Tout ne sera pas encore réglé pour l'avenir du Festival International de la Bande Dessinée (FIBD) d'Angoulême. Si les pouvoirs publics ont pris la main et donné gage aux auteurs et autrices en imposant la mise en place d'un nouvel appel à projets piloté par l'Association pour le Développement de la Bande Dessinée à Angoulême (ADBDA), l'édition 2026 du Festival sera toujours régie par la société 9eArt+ - parce qu'à deux mois de la manifestation culturelle, il est virtuellement impossible de demander à une autre entité de reprendre et terminer le chantier en cours. Ce qui n'enlève en rien tout ce qui a pu être reproché à la société et à son dirigeant Frank Bondoux par les auteurs, autrices et maisons d'éditions depuis des années - et particulièrement depuis début 2025, avec "l'affaire Chloé" qui a constitué la goutte d'eau faisant déborder un vase déjà plein à ras bord.
Notez que si vous n'avez pas tous les tenants et aboutissants, l'ensemble des rétro-liens sont vos amis.
En conséquence, entre autres appels au maintien du boycott, les syndicats des éditeurs sont aussi appelés à se prononcer. Pour le Syndicat des Éditeurs Alternatifs (qui représente les maisons d'édition indépendante), si les avancées obtenues sont saluées, rien ne garanti leur retour au FIBD 2026.
Dans un communiqué de presse publié ce lundi 17 novembre 2025, le SEA "salue l’avancée majeure que constitue la réforme de gouvernance du festival d’Angoulême, actée par les pouvoirs publics dans leur communiqué de presse" tombé le même jour, relayé dans nos colonnes à ce lien. "Le S.E.A prendra toute sa part dans la nouvelle configuration de l’ADBDA qui pilotera le festival à l’avenir. Le S.E.A veillera à ce que la diversité de l’édition de bande dessinée soit bien représentée dans cette structure et soutiendra les demandes des artistes, qui devront jouer un rôle majeur dans cette réforme."
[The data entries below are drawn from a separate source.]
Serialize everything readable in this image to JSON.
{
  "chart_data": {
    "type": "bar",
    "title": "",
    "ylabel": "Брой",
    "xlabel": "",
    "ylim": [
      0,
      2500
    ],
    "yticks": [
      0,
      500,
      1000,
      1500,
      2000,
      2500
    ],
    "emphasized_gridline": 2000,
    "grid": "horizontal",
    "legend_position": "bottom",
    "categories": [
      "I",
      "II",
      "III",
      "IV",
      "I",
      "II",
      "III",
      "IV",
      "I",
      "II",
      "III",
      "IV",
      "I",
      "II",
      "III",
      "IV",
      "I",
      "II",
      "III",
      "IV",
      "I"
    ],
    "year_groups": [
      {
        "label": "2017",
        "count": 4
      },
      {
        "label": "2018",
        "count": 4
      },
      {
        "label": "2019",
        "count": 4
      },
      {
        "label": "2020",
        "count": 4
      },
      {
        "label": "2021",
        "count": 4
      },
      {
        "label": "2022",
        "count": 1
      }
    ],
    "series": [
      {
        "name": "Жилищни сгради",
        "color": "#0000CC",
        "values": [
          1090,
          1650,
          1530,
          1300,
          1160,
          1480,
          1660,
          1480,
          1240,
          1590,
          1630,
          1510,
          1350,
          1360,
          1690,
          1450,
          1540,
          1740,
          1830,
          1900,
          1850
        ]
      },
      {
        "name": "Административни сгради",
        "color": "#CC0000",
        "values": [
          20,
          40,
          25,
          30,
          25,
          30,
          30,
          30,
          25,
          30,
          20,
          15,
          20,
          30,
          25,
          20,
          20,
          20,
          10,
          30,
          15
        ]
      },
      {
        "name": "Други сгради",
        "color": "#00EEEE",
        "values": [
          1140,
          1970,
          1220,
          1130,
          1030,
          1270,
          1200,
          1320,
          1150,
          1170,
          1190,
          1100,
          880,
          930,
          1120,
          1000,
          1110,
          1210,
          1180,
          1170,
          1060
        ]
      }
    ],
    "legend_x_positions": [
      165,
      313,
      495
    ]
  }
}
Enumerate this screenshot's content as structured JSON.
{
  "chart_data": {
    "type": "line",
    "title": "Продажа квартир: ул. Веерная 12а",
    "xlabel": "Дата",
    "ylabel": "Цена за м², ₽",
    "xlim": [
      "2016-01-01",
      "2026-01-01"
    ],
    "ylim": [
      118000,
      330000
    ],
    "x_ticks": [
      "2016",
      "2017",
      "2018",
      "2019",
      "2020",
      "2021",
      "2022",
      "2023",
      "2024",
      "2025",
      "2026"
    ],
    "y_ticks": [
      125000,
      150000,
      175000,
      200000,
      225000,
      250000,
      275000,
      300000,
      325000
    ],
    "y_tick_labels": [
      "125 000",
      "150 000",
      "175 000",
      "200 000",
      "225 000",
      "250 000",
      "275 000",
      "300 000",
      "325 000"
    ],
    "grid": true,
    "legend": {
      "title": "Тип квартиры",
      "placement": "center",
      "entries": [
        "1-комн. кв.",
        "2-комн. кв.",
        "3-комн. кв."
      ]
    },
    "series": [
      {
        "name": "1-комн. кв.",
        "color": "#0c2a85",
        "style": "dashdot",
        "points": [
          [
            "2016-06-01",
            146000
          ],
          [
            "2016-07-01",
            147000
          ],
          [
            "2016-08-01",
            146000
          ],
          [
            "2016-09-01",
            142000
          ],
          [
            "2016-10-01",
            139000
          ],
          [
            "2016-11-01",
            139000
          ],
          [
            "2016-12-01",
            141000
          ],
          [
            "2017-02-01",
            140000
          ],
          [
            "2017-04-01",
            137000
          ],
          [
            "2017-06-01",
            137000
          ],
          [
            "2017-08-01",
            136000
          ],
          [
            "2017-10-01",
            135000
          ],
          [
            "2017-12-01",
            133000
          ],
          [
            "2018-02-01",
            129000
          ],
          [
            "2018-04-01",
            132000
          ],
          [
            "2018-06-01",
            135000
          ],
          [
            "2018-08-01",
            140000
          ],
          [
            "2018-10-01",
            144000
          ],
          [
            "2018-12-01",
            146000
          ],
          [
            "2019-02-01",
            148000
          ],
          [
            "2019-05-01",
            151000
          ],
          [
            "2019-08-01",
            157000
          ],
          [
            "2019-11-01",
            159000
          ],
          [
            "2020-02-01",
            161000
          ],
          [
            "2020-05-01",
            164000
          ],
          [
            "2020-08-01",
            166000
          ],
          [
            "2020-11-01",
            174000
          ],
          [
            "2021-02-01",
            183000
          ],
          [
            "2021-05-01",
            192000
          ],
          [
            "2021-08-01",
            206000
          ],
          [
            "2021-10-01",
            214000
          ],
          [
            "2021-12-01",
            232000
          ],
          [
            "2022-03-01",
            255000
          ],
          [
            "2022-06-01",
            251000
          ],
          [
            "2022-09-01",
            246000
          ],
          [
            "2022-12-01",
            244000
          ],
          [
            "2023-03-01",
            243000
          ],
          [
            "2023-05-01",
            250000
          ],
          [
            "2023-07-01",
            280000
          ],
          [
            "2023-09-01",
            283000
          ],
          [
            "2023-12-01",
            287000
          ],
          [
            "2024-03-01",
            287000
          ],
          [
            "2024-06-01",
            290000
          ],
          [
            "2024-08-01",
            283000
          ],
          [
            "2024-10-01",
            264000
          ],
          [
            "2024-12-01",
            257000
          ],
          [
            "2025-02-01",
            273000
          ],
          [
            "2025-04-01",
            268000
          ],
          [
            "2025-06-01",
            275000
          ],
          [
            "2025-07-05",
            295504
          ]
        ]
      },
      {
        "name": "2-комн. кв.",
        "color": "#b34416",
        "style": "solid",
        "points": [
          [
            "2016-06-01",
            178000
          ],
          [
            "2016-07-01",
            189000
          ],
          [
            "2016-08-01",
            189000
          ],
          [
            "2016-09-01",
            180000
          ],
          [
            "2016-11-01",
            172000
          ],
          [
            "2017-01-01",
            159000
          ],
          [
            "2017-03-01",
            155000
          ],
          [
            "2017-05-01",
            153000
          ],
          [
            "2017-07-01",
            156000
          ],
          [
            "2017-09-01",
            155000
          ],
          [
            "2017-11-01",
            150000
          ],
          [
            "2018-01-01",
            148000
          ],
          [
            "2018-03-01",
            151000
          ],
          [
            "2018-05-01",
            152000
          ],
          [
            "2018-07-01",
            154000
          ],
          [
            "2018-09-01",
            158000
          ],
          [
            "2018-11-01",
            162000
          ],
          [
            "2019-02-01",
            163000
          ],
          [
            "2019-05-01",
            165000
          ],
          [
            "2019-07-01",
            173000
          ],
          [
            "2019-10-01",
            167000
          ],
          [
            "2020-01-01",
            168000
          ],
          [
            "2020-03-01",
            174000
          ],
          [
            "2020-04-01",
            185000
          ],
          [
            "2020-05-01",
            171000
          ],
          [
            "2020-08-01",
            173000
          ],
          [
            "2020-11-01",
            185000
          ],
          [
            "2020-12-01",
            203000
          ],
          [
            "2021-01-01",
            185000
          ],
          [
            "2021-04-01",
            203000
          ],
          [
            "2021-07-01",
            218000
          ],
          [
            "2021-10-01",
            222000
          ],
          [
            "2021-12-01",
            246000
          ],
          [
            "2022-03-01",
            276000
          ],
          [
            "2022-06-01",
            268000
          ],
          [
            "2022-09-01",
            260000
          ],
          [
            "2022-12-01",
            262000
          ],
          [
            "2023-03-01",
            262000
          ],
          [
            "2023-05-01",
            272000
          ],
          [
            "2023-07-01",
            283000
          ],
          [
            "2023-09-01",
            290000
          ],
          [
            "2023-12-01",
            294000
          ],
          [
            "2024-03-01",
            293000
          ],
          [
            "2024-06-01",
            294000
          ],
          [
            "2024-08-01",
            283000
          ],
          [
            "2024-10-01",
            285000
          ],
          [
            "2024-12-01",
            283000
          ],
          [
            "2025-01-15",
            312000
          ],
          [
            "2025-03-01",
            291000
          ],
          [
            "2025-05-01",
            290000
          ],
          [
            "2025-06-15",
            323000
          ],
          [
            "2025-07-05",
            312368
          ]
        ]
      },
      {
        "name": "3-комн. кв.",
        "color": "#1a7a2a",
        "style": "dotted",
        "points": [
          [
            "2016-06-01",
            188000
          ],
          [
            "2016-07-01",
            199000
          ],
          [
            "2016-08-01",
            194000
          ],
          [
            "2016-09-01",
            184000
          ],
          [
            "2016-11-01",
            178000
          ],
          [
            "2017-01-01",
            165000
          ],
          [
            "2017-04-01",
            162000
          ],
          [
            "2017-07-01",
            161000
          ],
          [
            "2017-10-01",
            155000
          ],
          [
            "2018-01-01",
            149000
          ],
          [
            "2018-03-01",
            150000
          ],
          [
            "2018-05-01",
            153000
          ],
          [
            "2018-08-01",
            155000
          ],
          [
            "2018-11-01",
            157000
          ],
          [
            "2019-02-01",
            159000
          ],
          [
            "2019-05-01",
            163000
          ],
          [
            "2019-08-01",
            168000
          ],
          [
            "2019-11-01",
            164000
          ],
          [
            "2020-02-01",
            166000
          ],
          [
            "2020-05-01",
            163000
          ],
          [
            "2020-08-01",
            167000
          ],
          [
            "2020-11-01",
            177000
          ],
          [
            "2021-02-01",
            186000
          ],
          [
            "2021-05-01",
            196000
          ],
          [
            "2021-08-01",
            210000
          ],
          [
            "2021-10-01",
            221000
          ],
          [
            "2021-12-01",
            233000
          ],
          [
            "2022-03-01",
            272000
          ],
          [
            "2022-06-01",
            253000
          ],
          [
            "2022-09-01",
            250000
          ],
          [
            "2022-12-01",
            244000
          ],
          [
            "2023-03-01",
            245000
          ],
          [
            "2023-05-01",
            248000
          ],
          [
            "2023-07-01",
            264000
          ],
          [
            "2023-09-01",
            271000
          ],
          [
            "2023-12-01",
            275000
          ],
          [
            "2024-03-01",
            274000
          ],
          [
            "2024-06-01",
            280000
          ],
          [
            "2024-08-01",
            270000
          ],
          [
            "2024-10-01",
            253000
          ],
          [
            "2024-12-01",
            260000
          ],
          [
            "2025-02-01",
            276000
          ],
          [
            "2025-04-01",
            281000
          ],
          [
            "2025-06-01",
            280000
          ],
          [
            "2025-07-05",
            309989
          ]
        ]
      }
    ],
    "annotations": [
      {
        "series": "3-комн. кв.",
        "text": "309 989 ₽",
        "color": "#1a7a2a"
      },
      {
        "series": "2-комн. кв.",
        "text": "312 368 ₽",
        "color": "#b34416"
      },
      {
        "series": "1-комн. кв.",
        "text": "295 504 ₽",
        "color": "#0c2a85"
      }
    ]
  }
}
Reste toutefois un problème majeur : le fait que la présidente Delphine Groux de l'Assocation du FIBD, autrefois gestionnaire de l'organisation du festival, soit toujours présente à son poste, malgré son éviction du futur appel à projets. Après tout, c'est elle qui a tenté en début d'année de créer une SAS qui résulterait de la fusion de l'Association du FIBD et de 9eArt+, puis mis en place un appel à projets aux modalités et contours opaques, au cours duquel les demandes émises par les auteurs/autrices, maisons d'édition et pouvoirs publics n'ont finalement pas été respectés. Elle qui a également tenté le coup de force du 8 novembre en imposant à la Cité Internationale de la Bande Dessinée et de l'Image (CIBDI) d'élaborer en douze jours un projet commun avec 9eArt+, et qui s'exprimait encore il y a quelques jours au Figaro pour dire que "les éditeurs sont dépassés par leurs propres auteurs". En d'autres termes, la principale responsable du désastre qu'encours aujourd'hui le FIBD sur son édition 2026. À cet égard, le SEA "réclame une nouvelle fois la démission de la présidente de l’association du F.I.B.D, Delphine Groux, dont la responsabilité dans la crise actuelle est extrêmement lourde".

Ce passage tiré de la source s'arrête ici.